Bu hafta Türk sinemasının sayıca üstün olduğu nadir vizyon programlarından birine sahibiz. Bu milletin sinemasını Gibson’a Fassbender’a yedirmeyiz! gibi sloganlar atmayı isterdik tabii. Ama bizim filmler yine ve yeniden o kadar tırt ki Adam Sandler bile yer. Neyse moral bozmayalım. Çünkü bu hafta içimizdeki çocuğun uyanmasını sağlayacak bir film geliyor: Siccin 3! Hayır, hayır Finding Dory’den bahsediyorum. Yanında yerli filmler olarak bir korku, bir komedi, bir de korku-komedi filmi getiriyor. İşin sıkıntılarından biri korku-komedi türündeki filmimizin adı da Korku Komedi. Biz çılgın Türkler bir de dram filmi sıkıştırmışız araya.

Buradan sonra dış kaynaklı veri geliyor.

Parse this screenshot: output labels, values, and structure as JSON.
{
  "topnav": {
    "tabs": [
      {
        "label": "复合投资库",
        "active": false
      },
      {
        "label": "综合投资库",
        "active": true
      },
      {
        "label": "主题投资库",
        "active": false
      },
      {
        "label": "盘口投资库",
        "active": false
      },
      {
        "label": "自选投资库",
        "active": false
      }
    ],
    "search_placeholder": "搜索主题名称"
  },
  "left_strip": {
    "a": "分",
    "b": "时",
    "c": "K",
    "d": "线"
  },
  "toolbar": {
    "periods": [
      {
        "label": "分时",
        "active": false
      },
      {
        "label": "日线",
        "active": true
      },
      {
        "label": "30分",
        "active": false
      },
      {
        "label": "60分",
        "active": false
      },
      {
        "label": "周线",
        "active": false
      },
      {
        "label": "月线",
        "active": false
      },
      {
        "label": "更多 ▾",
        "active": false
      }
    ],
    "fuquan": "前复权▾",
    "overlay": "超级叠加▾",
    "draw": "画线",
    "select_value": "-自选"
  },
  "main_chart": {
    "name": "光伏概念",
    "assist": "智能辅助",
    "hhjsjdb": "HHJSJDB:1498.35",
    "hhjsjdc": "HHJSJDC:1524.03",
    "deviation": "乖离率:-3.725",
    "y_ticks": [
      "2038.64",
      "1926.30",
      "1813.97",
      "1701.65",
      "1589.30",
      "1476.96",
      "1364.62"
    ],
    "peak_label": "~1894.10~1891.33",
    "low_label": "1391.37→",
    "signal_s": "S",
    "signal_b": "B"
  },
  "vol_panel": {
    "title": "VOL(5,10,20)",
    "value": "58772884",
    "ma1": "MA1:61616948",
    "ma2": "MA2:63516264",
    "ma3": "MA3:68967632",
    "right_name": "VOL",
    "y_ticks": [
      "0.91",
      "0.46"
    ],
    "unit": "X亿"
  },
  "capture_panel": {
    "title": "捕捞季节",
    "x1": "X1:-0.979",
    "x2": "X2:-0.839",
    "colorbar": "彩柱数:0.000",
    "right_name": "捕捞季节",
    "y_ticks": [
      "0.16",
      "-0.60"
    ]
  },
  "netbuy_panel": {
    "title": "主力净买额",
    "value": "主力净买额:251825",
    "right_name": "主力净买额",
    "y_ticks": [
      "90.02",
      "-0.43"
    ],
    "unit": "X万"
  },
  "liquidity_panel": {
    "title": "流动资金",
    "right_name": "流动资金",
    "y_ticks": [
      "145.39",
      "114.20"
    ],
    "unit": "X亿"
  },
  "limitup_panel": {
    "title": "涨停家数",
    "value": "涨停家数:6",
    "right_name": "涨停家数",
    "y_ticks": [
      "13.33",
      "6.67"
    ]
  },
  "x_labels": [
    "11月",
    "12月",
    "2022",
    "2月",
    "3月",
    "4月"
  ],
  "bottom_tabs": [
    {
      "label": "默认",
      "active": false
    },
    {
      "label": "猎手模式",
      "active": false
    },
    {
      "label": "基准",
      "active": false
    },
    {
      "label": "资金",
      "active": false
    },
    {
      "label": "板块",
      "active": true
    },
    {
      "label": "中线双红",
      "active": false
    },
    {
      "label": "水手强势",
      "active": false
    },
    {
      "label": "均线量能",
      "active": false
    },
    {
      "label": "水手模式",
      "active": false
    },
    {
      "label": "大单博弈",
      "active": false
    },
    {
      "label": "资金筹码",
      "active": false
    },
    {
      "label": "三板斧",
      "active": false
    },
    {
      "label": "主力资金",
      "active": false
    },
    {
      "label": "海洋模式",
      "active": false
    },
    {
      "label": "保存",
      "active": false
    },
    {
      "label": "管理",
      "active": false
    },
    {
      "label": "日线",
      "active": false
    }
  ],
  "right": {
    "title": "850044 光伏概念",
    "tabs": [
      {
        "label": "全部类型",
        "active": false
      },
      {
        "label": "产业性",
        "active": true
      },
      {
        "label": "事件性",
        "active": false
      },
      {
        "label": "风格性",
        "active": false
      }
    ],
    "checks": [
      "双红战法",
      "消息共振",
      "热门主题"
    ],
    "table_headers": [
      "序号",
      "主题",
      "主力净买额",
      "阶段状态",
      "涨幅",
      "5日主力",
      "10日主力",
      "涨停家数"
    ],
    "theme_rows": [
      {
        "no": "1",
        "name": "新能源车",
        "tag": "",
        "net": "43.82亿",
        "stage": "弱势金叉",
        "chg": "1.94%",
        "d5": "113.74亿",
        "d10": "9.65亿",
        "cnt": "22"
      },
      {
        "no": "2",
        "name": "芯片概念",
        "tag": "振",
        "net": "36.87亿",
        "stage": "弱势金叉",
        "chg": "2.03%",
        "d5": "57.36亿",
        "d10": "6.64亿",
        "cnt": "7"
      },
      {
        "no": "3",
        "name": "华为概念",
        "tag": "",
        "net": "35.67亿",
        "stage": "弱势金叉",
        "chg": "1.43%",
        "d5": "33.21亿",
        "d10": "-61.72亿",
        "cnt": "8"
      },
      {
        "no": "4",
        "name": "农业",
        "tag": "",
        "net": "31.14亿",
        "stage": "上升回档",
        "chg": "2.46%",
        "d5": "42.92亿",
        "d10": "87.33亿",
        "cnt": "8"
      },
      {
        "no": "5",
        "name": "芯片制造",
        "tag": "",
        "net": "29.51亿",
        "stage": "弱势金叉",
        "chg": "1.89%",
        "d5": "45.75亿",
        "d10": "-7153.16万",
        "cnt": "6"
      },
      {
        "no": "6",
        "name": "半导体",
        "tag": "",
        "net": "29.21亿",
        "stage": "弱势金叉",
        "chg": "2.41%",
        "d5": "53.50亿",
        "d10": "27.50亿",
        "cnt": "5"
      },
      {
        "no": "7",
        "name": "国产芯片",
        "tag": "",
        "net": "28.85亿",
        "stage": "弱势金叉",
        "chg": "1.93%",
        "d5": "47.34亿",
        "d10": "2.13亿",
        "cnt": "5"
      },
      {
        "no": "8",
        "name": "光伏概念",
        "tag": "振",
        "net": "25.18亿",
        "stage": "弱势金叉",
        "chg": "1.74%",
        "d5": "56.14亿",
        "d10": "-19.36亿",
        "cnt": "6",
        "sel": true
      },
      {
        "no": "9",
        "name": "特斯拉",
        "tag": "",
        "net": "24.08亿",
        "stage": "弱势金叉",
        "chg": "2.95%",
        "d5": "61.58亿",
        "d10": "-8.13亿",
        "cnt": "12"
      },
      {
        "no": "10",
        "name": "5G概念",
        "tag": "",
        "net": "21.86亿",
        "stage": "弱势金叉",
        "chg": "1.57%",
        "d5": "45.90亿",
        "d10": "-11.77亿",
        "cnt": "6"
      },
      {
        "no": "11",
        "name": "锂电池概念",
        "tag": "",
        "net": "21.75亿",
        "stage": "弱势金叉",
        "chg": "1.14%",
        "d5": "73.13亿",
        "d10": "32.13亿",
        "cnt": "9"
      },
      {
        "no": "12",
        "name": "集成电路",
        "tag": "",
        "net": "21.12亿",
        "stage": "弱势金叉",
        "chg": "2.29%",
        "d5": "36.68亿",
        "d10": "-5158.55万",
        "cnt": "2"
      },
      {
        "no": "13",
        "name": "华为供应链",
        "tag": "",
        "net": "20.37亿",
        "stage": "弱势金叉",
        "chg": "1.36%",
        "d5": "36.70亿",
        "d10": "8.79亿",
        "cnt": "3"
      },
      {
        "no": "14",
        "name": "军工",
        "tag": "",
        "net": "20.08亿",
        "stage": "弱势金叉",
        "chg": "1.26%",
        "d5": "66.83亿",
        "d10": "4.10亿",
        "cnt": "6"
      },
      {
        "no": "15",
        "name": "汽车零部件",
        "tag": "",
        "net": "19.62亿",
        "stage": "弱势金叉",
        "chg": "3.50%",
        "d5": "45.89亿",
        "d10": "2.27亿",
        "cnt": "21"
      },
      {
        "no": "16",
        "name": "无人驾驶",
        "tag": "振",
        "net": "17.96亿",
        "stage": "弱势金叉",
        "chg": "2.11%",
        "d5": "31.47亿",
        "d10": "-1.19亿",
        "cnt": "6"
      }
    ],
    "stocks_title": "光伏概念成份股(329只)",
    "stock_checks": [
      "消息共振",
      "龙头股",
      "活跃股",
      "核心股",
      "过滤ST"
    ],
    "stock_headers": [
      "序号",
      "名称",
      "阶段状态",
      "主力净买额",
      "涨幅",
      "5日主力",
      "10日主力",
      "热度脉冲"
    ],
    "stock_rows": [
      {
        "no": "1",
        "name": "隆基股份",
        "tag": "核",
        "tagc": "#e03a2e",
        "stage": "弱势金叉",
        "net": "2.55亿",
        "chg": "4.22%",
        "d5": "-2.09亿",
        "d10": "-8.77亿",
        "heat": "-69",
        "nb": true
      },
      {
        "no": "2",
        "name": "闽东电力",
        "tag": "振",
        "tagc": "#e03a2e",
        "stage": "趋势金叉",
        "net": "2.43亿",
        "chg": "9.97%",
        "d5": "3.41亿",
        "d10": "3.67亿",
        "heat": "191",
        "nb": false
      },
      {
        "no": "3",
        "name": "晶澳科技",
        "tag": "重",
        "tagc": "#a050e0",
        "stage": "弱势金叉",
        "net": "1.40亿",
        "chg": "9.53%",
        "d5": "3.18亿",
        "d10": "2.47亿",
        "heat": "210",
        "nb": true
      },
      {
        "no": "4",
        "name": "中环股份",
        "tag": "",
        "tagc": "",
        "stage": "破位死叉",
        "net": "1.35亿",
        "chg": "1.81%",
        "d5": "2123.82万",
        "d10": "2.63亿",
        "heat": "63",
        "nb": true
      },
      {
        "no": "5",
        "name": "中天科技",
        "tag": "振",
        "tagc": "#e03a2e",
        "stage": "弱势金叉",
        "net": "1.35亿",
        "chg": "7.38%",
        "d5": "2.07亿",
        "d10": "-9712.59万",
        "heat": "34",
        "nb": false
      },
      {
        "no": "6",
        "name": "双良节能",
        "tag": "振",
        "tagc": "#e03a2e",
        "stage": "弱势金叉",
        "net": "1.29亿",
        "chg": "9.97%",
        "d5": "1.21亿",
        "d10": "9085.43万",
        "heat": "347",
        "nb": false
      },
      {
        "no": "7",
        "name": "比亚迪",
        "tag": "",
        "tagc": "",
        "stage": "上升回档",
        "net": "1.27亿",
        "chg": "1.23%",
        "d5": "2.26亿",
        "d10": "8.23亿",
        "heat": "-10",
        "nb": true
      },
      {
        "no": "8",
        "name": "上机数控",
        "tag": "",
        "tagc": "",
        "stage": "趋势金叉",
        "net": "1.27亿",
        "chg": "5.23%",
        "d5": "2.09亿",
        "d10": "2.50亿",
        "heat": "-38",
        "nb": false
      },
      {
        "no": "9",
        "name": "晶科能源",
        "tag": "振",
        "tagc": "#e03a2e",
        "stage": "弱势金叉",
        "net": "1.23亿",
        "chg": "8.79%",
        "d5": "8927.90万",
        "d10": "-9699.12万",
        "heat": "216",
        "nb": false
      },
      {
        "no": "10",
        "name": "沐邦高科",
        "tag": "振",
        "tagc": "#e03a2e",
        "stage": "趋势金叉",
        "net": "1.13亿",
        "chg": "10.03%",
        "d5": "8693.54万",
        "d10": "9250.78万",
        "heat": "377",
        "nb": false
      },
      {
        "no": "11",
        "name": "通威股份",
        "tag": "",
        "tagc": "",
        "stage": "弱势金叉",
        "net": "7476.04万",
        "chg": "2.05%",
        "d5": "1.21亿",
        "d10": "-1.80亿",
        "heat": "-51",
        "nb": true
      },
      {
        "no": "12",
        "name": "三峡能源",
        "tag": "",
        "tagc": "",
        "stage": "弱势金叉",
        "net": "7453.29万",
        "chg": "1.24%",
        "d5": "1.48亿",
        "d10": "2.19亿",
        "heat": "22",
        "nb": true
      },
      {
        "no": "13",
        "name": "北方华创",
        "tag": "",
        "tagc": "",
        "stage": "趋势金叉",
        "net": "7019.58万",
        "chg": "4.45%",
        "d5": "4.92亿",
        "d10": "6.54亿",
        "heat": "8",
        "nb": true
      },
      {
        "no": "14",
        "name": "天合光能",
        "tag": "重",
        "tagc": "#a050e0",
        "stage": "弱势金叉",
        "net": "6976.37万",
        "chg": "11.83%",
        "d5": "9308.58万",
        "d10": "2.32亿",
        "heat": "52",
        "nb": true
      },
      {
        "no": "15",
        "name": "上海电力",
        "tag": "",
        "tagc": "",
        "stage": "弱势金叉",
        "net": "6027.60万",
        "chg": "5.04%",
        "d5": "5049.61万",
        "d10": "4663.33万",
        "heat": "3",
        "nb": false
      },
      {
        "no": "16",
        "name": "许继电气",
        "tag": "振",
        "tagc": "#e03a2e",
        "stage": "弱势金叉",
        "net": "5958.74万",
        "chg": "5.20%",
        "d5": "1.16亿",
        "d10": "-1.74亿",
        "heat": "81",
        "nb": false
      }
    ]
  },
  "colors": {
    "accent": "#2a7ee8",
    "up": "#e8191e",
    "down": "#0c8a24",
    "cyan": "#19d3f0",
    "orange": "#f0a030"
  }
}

Amerikan sineması ile bizim sinemamızla girdiği kıyasıya yarışta bu hafta Finding Dory haricinde bir Mel Gibson’lı aksiyon filmi bir de tarihli, dramlı Fassbender filmi yarıştırıyor. Bakalım bu filmler nedir, neyin nesidir?

SİCCİN 3: CÜRMÜ AŞK

Türkiye’de cin kuşağında bu hafta! Sokaklarda yaşadıklarımızın Türk korku filmlerinde gördüklerimizden daha korkunç olduğu günlerde birileri inatla bizi cinlerden korkutmaya çalışıyor. Neymiş, kadının içine cin giriyormuş. Bizim kurumlarımızın, devletimizin içine neler girmiş bilmiyorlar herhalde. Neymiş, cinler insanların kulağına dehşet verici şeyler fısıldıyormuş. Bizim siyasetçilerimiz meydanlara çıkıp nasıl dehşet verici şeyler bağırıyorlar haberleri yok herhalde. Hala cin filmi yapıyorlar. Yapın kardeşim, yapın. Ekmeğinizi ancak böyle kazanabiliyorsanız, yapın.

Filmden bahsedecek olursak Orhan’ın eşi Kader, Orhan’ın kardeş gibi dostu ve Kader’in abisi Sedat ve Sedat’ın oğlu Mehmet bir trafik kazası geçirirler. Mehmet felç kalır, Kader hafızasını kaybeder, Sedat’ın ehliyeti elinden alınır ve Orhan tüm bunları düzeltmek için cinli yollara başvuracaktır.

Nihai karar: Bir haber kanalı açın bence. Dehşete düşmek garanti. Para da cepte kalıyor. Hem ortamlarda Cerablus, G-20 lafı falan duyarsanız konuya yabancı kalmazsınız.

FINDING DORY/Kayıp Balık Dory

Cinli filmden sosyal mesaj çaktıktan saniyeler sonra çocuk masumiyetine dönebiliriz bence. Yahu bizim Nemo’nun ikinci filmi geliyor ya! İsimden bu sefer de Dory’nin kayıp olduğu anlaşılıyor. Ama kayıp olan Dory değil, hafızası. Dory, Marlin ve Nemo; Dory’nin 10 saniyede bir kendin sıfırlayan hafızasına inat Dory’nin ailesini bulmaya çalışıyorlar. İşin Nolan’cası ıslak, komikli, Pixar’lı, yüzgeçli bir Memento ile karşı karşıyayız. Gerçi elin oğlu kayıp olan ne varsa çoktan buldu. Biz yine geç vizyon kurbanı olduk. Ama biz bundan haberimiz yokmuş gibi yapalım. Derin konular beklemiyoruz. Animasyon kalitesini tanıyoruz. Dublajı da güzel.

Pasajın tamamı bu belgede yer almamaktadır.